MPC990

The MPC990 features an onboard crystal oscillator to allow for seed clock generation as well as final distribution.

The onboard oscillator is completely self contained so that the only external component required is the crystal. As the oscillator is somewhat sensitive to loading on its inputs the user is advised to mount the crystal as close to the MPC990 as possible to avoid any board level parasitics. To facilitate colocation surface mount crystals are recommended, but not required.

The oscillator circuit is a series resonant circuit as opposed to the more common parallel resonant circuit, this eliminates the need for large onboard capacitors. Because the design is a series resonant design for the optimum frequency accuracy a series resonant crystal should be used (see specification table below). Unfortunately most of the shelf crystals are characterized in a parallel resonant mode.

However a parallel resonant crystal is physically no different than a series resonant crystal, a parallel resonant crystal is simply a crystal which has been characterized in its parallel resonant mode. Therefore in the majority of cases a parallel specified crystal can be used with the MPC990 with just a minor frequency error due to the actual series resonant frequency of the parallel resonant specified crystal.

Typically a parallel specified crystal used in a series resonant mode will exhibit an oscillatory frequency a few hundred ppm lower than the specified value. For most processor implementations a few hundred ppm translates into kHz inaccuracies, a level which does not represent a major issue.

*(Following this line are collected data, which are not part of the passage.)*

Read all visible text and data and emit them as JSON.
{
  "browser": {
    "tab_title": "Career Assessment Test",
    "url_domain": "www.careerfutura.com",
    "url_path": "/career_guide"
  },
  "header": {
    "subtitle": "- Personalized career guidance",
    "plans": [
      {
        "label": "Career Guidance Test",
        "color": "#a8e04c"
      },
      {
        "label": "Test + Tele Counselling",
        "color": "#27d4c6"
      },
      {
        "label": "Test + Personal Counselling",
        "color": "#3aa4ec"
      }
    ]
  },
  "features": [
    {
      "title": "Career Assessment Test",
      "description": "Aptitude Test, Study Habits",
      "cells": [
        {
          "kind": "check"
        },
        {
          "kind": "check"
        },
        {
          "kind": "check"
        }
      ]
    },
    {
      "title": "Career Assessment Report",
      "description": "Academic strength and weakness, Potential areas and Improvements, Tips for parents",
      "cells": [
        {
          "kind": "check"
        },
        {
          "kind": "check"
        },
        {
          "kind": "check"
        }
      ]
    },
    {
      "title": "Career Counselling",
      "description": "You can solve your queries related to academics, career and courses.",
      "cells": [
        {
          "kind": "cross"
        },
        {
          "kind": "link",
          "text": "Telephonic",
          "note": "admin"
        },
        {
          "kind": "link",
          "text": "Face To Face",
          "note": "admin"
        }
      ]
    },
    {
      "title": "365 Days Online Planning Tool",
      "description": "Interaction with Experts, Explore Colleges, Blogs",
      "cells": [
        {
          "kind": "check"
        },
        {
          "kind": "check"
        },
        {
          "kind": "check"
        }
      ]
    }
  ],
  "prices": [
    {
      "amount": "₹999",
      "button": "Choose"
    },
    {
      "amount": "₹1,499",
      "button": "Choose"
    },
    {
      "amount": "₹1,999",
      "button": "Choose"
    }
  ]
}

The MPC990 is a clock driver which was designed to generate outputs with programmable frequency relationships and not a synthesizer with a fixed input frequency. As a result the crystal input frequency is a function of the desired output frequency. For a design which utilizes the external feedback to the PLL the selection of the crystal frequency is straight forward; simply chose a crystal which is equal in frequency to the fed back signal.